Data division strategies

ML models were built on the basis of different newly designed data division (splitting) strategies to provide increasingly challenging test systems for the evaluation of ST and MT learning. The different strategies accounted for target-based vs. global data organization as well as compound- or analog series-based splitting and are schematically illustrated in Fig. 1.

Fig. 1
figure 1

Data division strategies. The four data splitting schemes (CPD-Target, CPD-Global, AS-Target, and AS-Global) are schematically illustrated. Nodes represent compounds that are connected by an edge node if they form an MMP. Disjoint clusters represent analog series. The color of the nodes (blue or gray) indicates if a compound is in training (blue) or test sets (gray). For the CPD-Target and AS-Target splitting strategies, training and test compounds can differ across targets. For simplicity, only two targets and shared compounds are represented

Per-target vs. global division

Training and tests can be assembled on a per-target basis such that each individual target has its own training and test sets. By contrast, a global splitting strategy assigns each compound either to the global training or test set, regardless of the target. For ST models, training and test sets are always generated in a target-based manner. However, for MT predictions, it must be decided whether a compound should be added to the training or test set.

Compound- vs. analog series-based division

Training and test sets can also be generated on the basis of individual compounds or analog series, which consist of compounds sharing the same core structure and having different substituents (R-groups). Data organization based on analog series ensures that compounds with very similar structures will not occur in both training and test sets, which generally increases the difficulty of a prediction tasks compared to compound-based selection. Training and test sets containing distinct analog series challenge prediction models but provide model generalization in successful instances. For our study, all available analog series were algorithmically extracted [21] from our compound collection. In network representations where compound nodes are connected by edges if they are structural analogs, disjoint clusters consist of individual analog series (Fig. 1).

Definition of test systems

Applying global or target-based data division as well as compound- or analog series-based division, four different test systems were defined (Fig. 1). First, compounds were randomly divided into training and test sets on per-target basis (CPD-Target). Second, a compound and its activity annotations were exclusively used for training or testing across all targets (CPD-Global). Third, complete analog series were randomly divided into training and test sets on a per-target basis (AS-Target). Fourth, analog series were globally divided (AS-Global).

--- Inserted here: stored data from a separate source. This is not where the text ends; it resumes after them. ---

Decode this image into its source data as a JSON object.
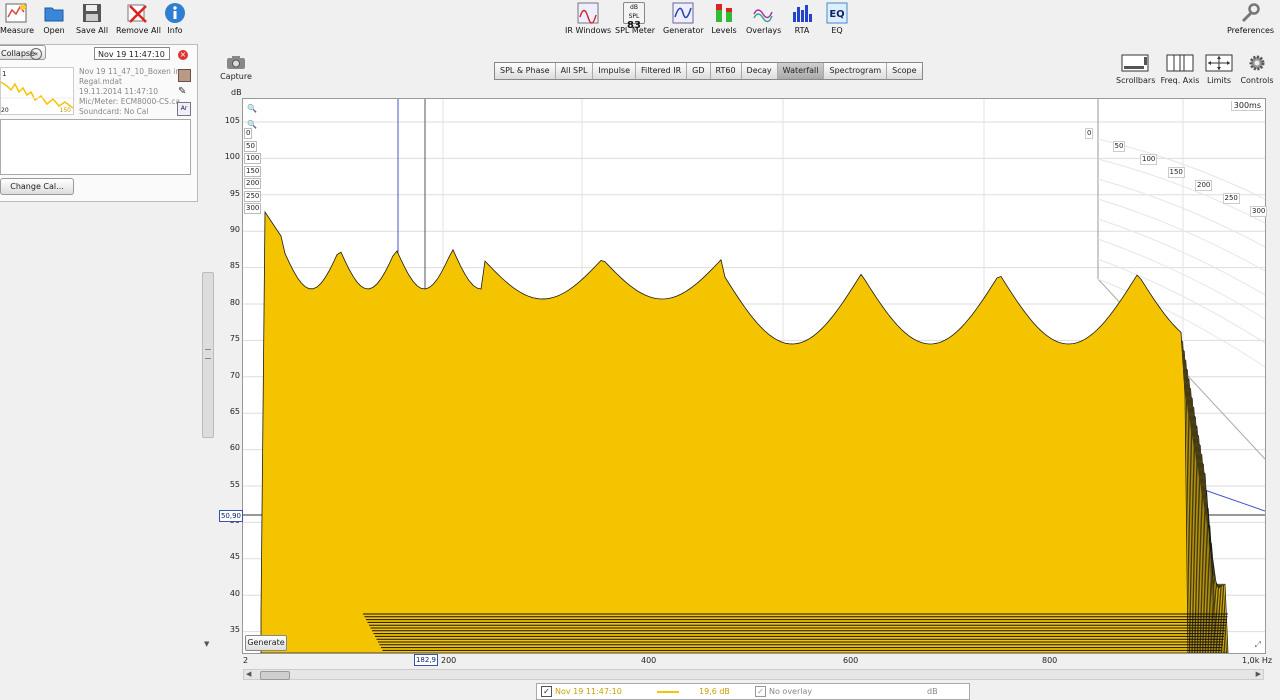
{
  "toolbar_left": [
    {
      "label": "Measure",
      "icon": "measure-icon"
    },
    {
      "label": "Open",
      "icon": "folder-icon"
    },
    {
      "label": "Save All",
      "icon": "save-icon"
    },
    {
      "label": "Remove All",
      "icon": "remove-all-icon"
    },
    {
      "label": "Info",
      "icon": "info-icon"
    }
  ],
  "toolbar_center": [
    {
      "label": "IR Windows",
      "icon": "ir-windows-icon"
    },
    {
      "label": "SPL Meter",
      "icon": "spl-meter-icon",
      "badge_top": "dB SPL",
      "badge_value": "83"
    },
    {
      "label": "Generator",
      "icon": "generator-icon"
    },
    {
      "label": "Levels",
      "icon": "levels-icon"
    },
    {
      "label": "Overlays",
      "icon": "overlays-icon"
    },
    {
      "label": "RTA",
      "icon": "rta-icon"
    },
    {
      "label": "EQ",
      "icon": "eq-icon"
    }
  ],
  "toolbar_right": {
    "label": "Preferences",
    "icon": "wrench-icon"
  },
  "left_panel": {
    "collapse_label": "Collapse",
    "measurement_name": "Nov 19 11:47:10",
    "info_lines": [
      "Nov 19 11_47_10_Boxen in",
      "Regal.mdat",
      "19.11.2014 11:47:10",
      "Mic/Meter: ECM8000-CS.ca",
      "Soundcard: No Cal"
    ],
    "thumb_label_y": "1",
    "thumb_label_x": "20",
    "thumb_label_x2": "150",
    "change_cal_label": "Change Cal..."
  },
  "capture_label": "Capture",
  "tabs": [
    {
      "label": "SPL & Phase",
      "active": false
    },
    {
      "label": "All SPL",
      "active": false
    },
    {
      "label": "Impulse",
      "active": false
    },
    {
      "label": "Filtered IR",
      "active": false
    },
    {
      "label": "GD",
      "active": false
    },
    {
      "label": "RT60",
      "active": false
    },
    {
      "label": "Decay",
      "active": false
    },
    {
      "label": "Waterfall",
      "active": true
    },
    {
      "label": "Spectrogram",
      "active": false
    },
    {
      "label": "Scope",
      "active": false
    }
  ],
  "right_controls": [
    {
      "label": "Scrollbars",
      "icon": "scrollbars-icon"
    },
    {
      "label": "Freq. Axis",
      "icon": "freq-axis-icon"
    },
    {
      "label": "Limits",
      "icon": "limits-icon"
    },
    {
      "label": "Controls",
      "icon": "gear-icon"
    }
  ],
  "graph": {
    "y_unit": "dB",
    "y_ticks": [
      "105",
      "100",
      "95",
      "90",
      "85",
      "80",
      "75",
      "70",
      "65",
      "60",
      "55",
      "50",
      "45",
      "40",
      "35"
    ],
    "x_ticks": [
      "2",
      "200",
      "400",
      "600",
      "800",
      "1,0k Hz"
    ],
    "cursor_value": "50,90",
    "cursor_freq": "182,9",
    "time_label": "300ms",
    "z_ticks_right": [
      "0",
      "50",
      "100",
      "150",
      "200",
      "250",
      "300"
    ],
    "z_ticks_left": [
      "0",
      "50",
      "100",
      "150",
      "200",
      "250",
      "300"
    ],
    "generate_label": "Generate",
    "fill_color": "#f5c400"
  },
  "legend": {
    "measurement": "Nov 19 11:47:10",
    "value": "19,6 dB",
    "overlay": "No overlay",
    "overlay_unit": "dB",
    "color": "#f5c400"
  }
}
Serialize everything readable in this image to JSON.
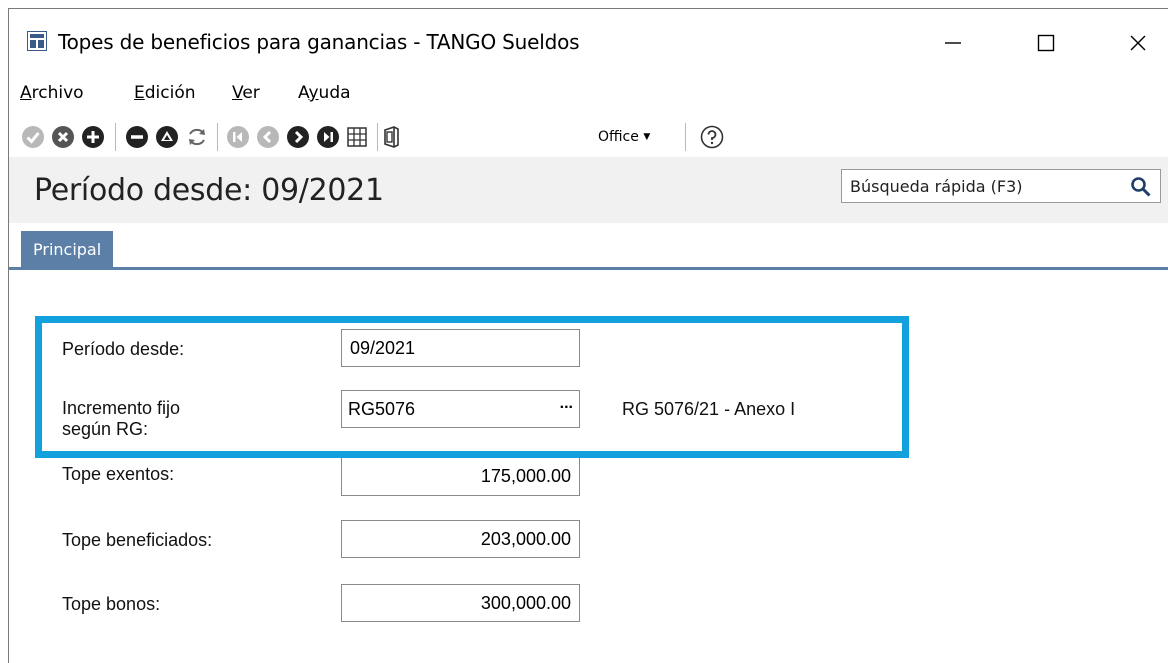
{
  "window": {
    "title": "Topes de beneficios para ganancias - TANGO Sueldos",
    "controls": {
      "minimize": "minimize-icon",
      "maximize": "maximize-icon",
      "close": "close-icon"
    }
  },
  "menu": {
    "items": [
      {
        "label": "Archivo",
        "mnemonic": "A",
        "rest": "rchivo"
      },
      {
        "label": "Edición",
        "mnemonic": "E",
        "rest": "dición"
      },
      {
        "label": "Ver",
        "mnemonic": "V",
        "rest": "er"
      },
      {
        "label": "Ayuda",
        "pre": "A",
        "mnemonic": "y",
        "rest": "uda"
      }
    ]
  },
  "toolbar": {
    "office_label": "Office",
    "icons": [
      "confirm-icon",
      "cancel-icon",
      "add-icon",
      "remove-icon",
      "clear-icon",
      "refresh-icon",
      "first-record-icon",
      "previous-record-icon",
      "next-record-icon",
      "last-record-icon",
      "grid-icon",
      "office-icon",
      "help-icon"
    ]
  },
  "header": {
    "title": "Período desde: 09/2021",
    "search_placeholder": "Búsqueda rápida (F3)"
  },
  "tabs": [
    {
      "label": "Principal",
      "active": true
    }
  ],
  "form": {
    "periodo_desde": {
      "label": "Período desde:",
      "value": "09/2021"
    },
    "incremento": {
      "label_line1": "Incremento fijo",
      "label_line2": "según RG:",
      "value": "RG5076",
      "button": "...",
      "description": "RG 5076/21 - Anexo I"
    },
    "tope_exentos": {
      "label": "Tope exentos:",
      "value": "175,000.00"
    },
    "tope_beneficiados": {
      "label": "Tope beneficiados:",
      "value": "203,000.00"
    },
    "tope_bonos": {
      "label": "Tope bonos:",
      "value": "300,000.00"
    }
  },
  "colors": {
    "accent": "#5b7fa6",
    "highlight": "#12a1dd",
    "icon": "#555555"
  }
}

For simplicity, in Fig. 1, all compounds are annotated against the same two targets. However, in our test systems, a compound might be active against single or multiple targets. The application of global data splitting schemes ensured that a compound (CPD-Global) or an entire analog series (AS-Global) consistently participated in either training or test sets, even if annotations against multiple targets were available.

General model comparison

ST- and MT-DNN models as well as ST-RFR and ST-SVR models were generated and evaluated using multiple measures including the mean absolute error (MAE), median absolute error (MedAE), mean squared error (MSE), and correlation coefficient (r) values. The mean and standard deviation of these metrics were first calculated for all the models across all targets, as reported in Table 1. The results revealed general trends. Many successful models were obtained, which approached experimental accuracy in a number of instances, with differences between predicted and experimental potency values falling narrowly within an order of magnitude. Moreover, correlation between predicted and experimental potency was overall high, which indicated that well performing models should be applicable to many targets, at least to generate ranking schemes for compound prioritization. As anticipated, other activity classes displayed lower performance levels, which were separately analyzed, as discussed below. The reasonable global model performance across different test systems provided a sound basis for further analysis of the predictive models.

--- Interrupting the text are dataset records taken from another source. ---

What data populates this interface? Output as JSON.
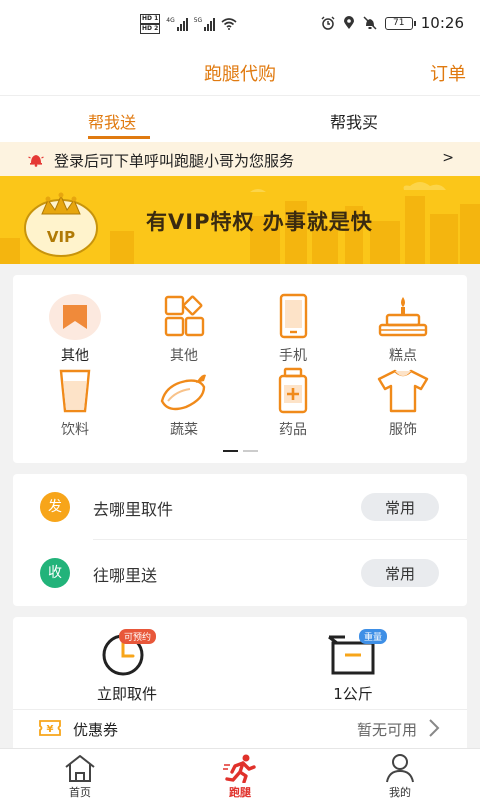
{
  "status_bar": {
    "time": "10:26",
    "battery": "71",
    "network_a": "4G",
    "network_b": "5G",
    "hd1": "HD 1",
    "hd2": "HD 2"
  },
  "header": {
    "title": "跑腿代购",
    "action": "订单"
  },
  "tabs": [
    {
      "label": "帮我送",
      "active": true
    },
    {
      "label": "帮我买",
      "active": false
    }
  ],
  "notice": {
    "text": "登录后可下单呼叫跑腿小哥为您服务",
    "arrow": ">"
  },
  "banner": {
    "badge": "VIP",
    "text": "有VIP特权  办事就是快",
    "color": "#fbc619"
  },
  "categories": [
    {
      "label": "其他",
      "icon": "flag-icon",
      "active": true
    },
    {
      "label": "其他",
      "icon": "grid-icon"
    },
    {
      "label": "手机",
      "icon": "phone-icon"
    },
    {
      "label": "糕点",
      "icon": "cake-icon"
    },
    {
      "label": "饮料",
      "icon": "cup-icon"
    },
    {
      "label": "蔬菜",
      "icon": "eggplant-icon"
    },
    {
      "label": "药品",
      "icon": "medicine-icon"
    },
    {
      "label": "服饰",
      "icon": "shirt-icon"
    }
  ],
  "page_indicator": {
    "pages": 2,
    "current": 1
  },
  "address": {
    "pickup": {
      "badge": "发",
      "label": "去哪里取件",
      "button": "常用"
    },
    "dropoff": {
      "badge": "收",
      "label": "往哪里送",
      "button": "常用"
    }
  },
  "options": {
    "time": {
      "tag": "可预约",
      "label": "立即取件"
    },
    "weight": {
      "tag": "重量",
      "label": "1公斤"
    }
  },
  "coupon": {
    "icon_text": "¥",
    "label": "优惠券",
    "status": "暂无可用"
  },
  "bottom_nav": [
    {
      "label": "首页",
      "icon": "home-icon"
    },
    {
      "label": "跑腿",
      "icon": "runner-icon",
      "active": true
    },
    {
      "label": "我的",
      "icon": "person-icon"
    }
  ],
  "colors": {
    "accent": "#e07a10",
    "nav_active": "#e0312b",
    "pickup": "#f7a51a",
    "dropoff": "#22b37a",
    "notice_bg": "#fdf3e0"
  }
}
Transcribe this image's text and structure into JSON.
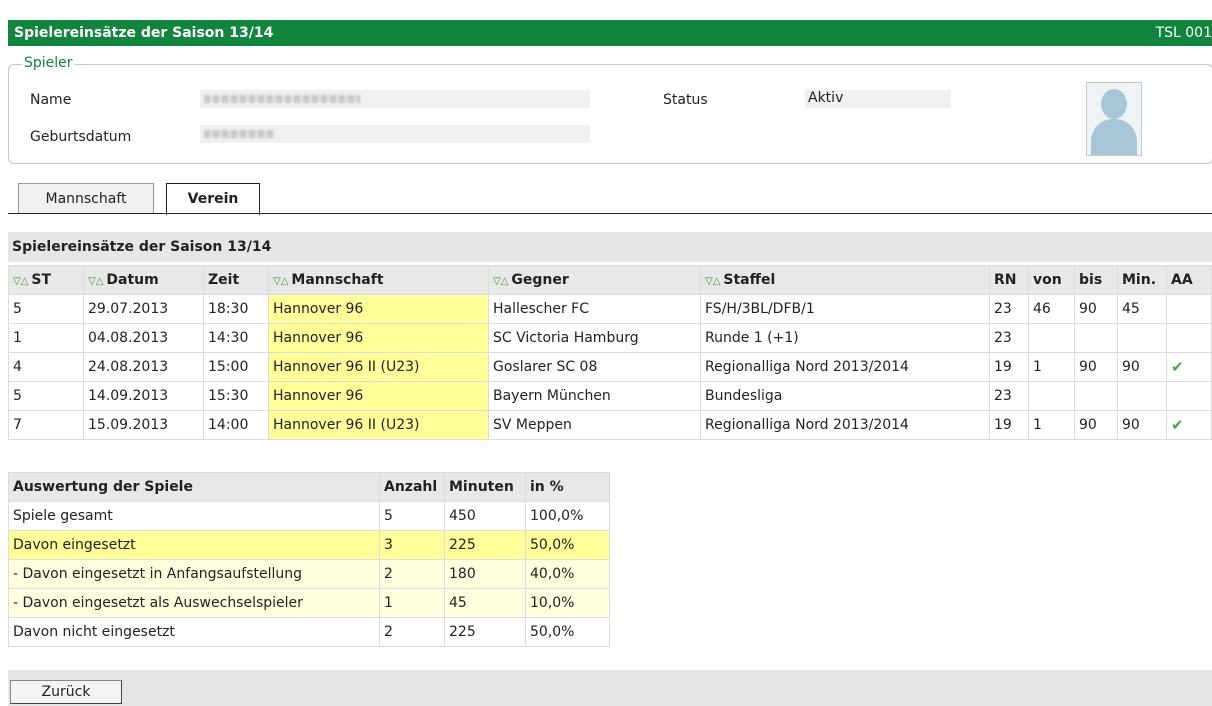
{
  "header": {
    "title": "Spielereinsätze der Saison 13/14",
    "code": "TSL 001"
  },
  "player": {
    "legend": "Spieler",
    "name_label": "Name",
    "birth_label": "Geburtsdatum",
    "status_label": "Status",
    "status_value": "Aktiv"
  },
  "tabs": [
    {
      "label": "Mannschaft",
      "active": false
    },
    {
      "label": "Verein",
      "active": true
    }
  ],
  "games": {
    "section_title": "Spielereinsätze der Saison 13/14",
    "columns": [
      "ST",
      "Datum",
      "Zeit",
      "Mannschaft",
      "Gegner",
      "Staffel",
      "RN",
      "von",
      "bis",
      "Min.",
      "AA"
    ],
    "rows": [
      {
        "st": "5",
        "datum": "29.07.2013",
        "zeit": "18:30",
        "mannschaft": "Hannover 96",
        "gegner": "Hallescher FC",
        "staffel": "FS/H/3BL/DFB/1",
        "rn": "23",
        "von": "46",
        "bis": "90",
        "min": "45",
        "aa": false
      },
      {
        "st": "1",
        "datum": "04.08.2013",
        "zeit": "14:30",
        "mannschaft": "Hannover 96",
        "gegner": "SC Victoria Hamburg",
        "staffel": "Runde 1 (+1)",
        "rn": "23",
        "von": "",
        "bis": "",
        "min": "",
        "aa": false
      },
      {
        "st": "4",
        "datum": "24.08.2013",
        "zeit": "15:00",
        "mannschaft": "Hannover 96 II (U23)",
        "gegner": "Goslarer SC 08",
        "staffel": "Regionalliga Nord 2013/2014",
        "rn": "19",
        "von": "1",
        "bis": "90",
        "min": "90",
        "aa": true
      },
      {
        "st": "5",
        "datum": "14.09.2013",
        "zeit": "15:30",
        "mannschaft": "Hannover 96",
        "gegner": "Bayern München",
        "staffel": "Bundesliga",
        "rn": "23",
        "von": "",
        "bis": "",
        "min": "",
        "aa": false
      },
      {
        "st": "7",
        "datum": "15.09.2013",
        "zeit": "14:00",
        "mannschaft": "Hannover 96 II (U23)",
        "gegner": "SV Meppen",
        "staffel": "Regionalliga Nord 2013/2014",
        "rn": "19",
        "von": "1",
        "bis": "90",
        "min": "90",
        "aa": true
      }
    ]
  },
  "summary": {
    "columns": [
      "Auswertung der Spiele",
      "Anzahl",
      "Minuten",
      "in %"
    ],
    "rows": [
      {
        "label": "Spiele gesamt",
        "anzahl": "5",
        "minuten": "450",
        "pct": "100,0%",
        "style": "normal"
      },
      {
        "label": "Davon eingesetzt",
        "anzahl": "3",
        "minuten": "225",
        "pct": "50,0%",
        "style": "highlight"
      },
      {
        "label": "- Davon eingesetzt in Anfangsaufstellung",
        "anzahl": "2",
        "minuten": "180",
        "pct": "40,0%",
        "style": "light"
      },
      {
        "label": "- Davon eingesetzt als Auswechselspieler",
        "anzahl": "1",
        "minuten": "45",
        "pct": "10,0%",
        "style": "light"
      },
      {
        "label": "Davon nicht eingesetzt",
        "anzahl": "2",
        "minuten": "225",
        "pct": "50,0%",
        "style": "normal"
      }
    ]
  },
  "footer": {
    "back_label": "Zurück"
  },
  "icons": {
    "sort": "sort-arrows-icon",
    "check": "checkmark-icon",
    "avatar": "person-placeholder-icon"
  },
  "colors": {
    "header_green": "#11853d",
    "highlight_yellow": "#ffff99"
  }
}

Table 1 Global model performance

Comparison of DNN models

MT-DNN and ST-DNN models were built for all 270 targets. Therefore, a model that predicted compound potency against 270 targets was compared to 270 individual models for single targets. Three independent trials were carried out per method and test system. For these three trials and 270 targets, the percentage of cases with better predictions with MT-DNN or ST models is reported in Table 2. ST models are only trained with compounds having potency values for the particular target. In the absence of annotations for a given target, the compound cannot be added to the training or test sets. In the case of MT-DNN models, all compounds that have at least one potency value for given target can be used. For MT-DNN model training and testing, only available potency annotations were considered in the loss or error calculations. When a compound was not annotated for a given target, the corresponding interaction in the compound-target label matrix was masked in the loss function calculation such that this value was not used for training error estimation. Therefore, only available potency values were used for backpropagation. This masking scheme was also applied to potency values used for model evaluation. Accordingly, test set predictions were exclusively assessed on the basis of compound-target interactions with available Ki values.

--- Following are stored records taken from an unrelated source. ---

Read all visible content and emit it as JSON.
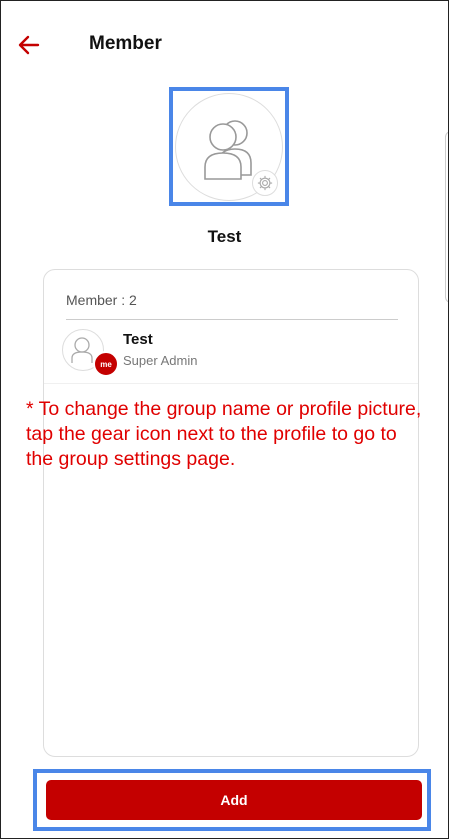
{
  "header": {
    "title": "Member"
  },
  "group": {
    "name": "Test"
  },
  "members": {
    "count_label": "Member : 2",
    "items": [
      {
        "name": "Test",
        "role": "Super Admin",
        "badge": "me"
      }
    ]
  },
  "annotation": {
    "note": "* To change the group name or profile picture, tap the gear icon next to the profile to go to the group settings page."
  },
  "actions": {
    "add_label": "Add"
  },
  "colors": {
    "accent": "#c40000",
    "highlight": "#4a86e8",
    "note": "#e00000"
  }
}
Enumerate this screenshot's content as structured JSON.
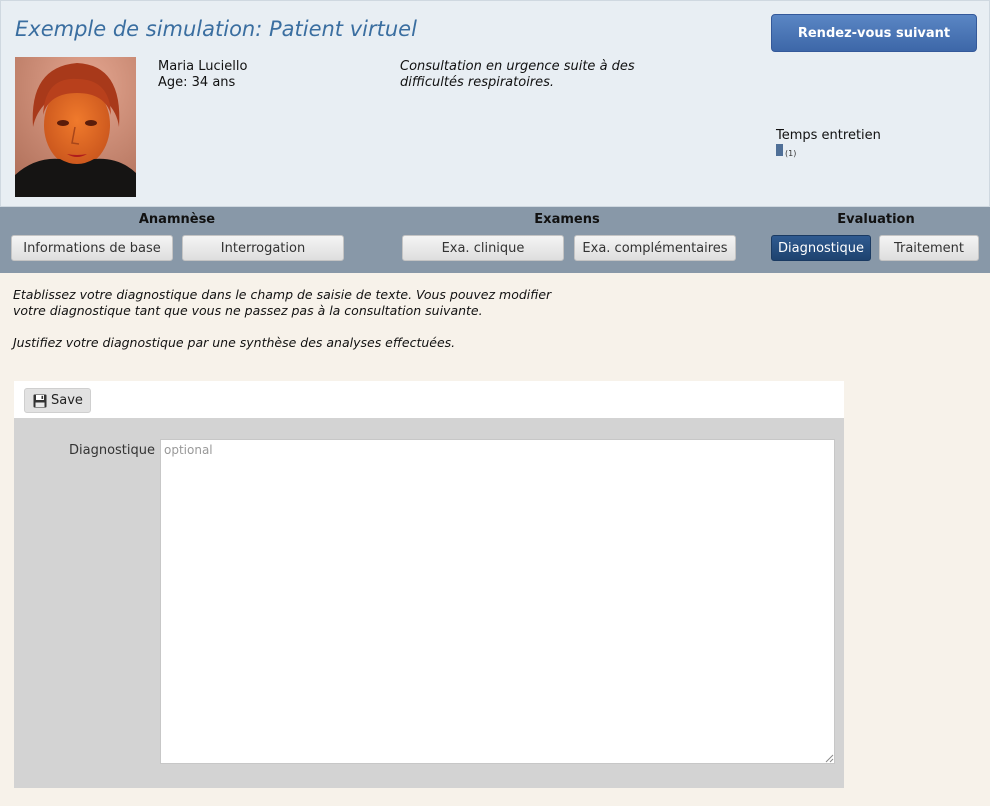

Table 2 Activity classes with superior MT-DNN or ST-DNN performance

When comparing MT-DNN and ST model results, the performance was considered superior if errors were at least 0.1 smaller or correlation between predicted and observed potencies was 10% higher. For a confined proportion of activity classes, the performance of MT-DNN model across different test systems was significantly better than of ST-DNN models, as determined using different measures. On the basis of error quantification (MAE, MedAE, MSE), there were more activity classes with accurate predictions for MT-DNN than ST-DNN models. For the basic CPD-Target approach, only 4.8% of the test cases gave at least 0.1 smaller MAE values with ST-DNN compared to MT-DNN, whereas 26% of the cases improved with MT learning. For the same test system, MSE differences were larger, with 9.5% and 41.4% of the activity classes better predicted by ST- and MT-DNN models, respectively. Interestingly, for the most challenging AS-Global test system, MAE calculations revealed comparably small differences. In this case, for 10 and 16.9% of the activity classes, superior performance was observed for ST- and MT-DNN, respectively. On the basis of MSE calculations, the proportions of activity classes with better predictions were 18.3% for ST- vs. 29.8% for MT-DNN models. Overall, there was a consistently detectable advantage of MT- over ST-DNN learning, with a notable influence of the data division strategies on relative model performance. Target-based data division favored MT-DNN learning. Correlation coefficient values were only similar for different ML methods when the per-target splitting strategy was applied, i.e., when test compounds with activity annotations against multiple targets were separately considered for these targets. This provided a generally improved basis for MT- over ST-DNN learning, consistent with our findings.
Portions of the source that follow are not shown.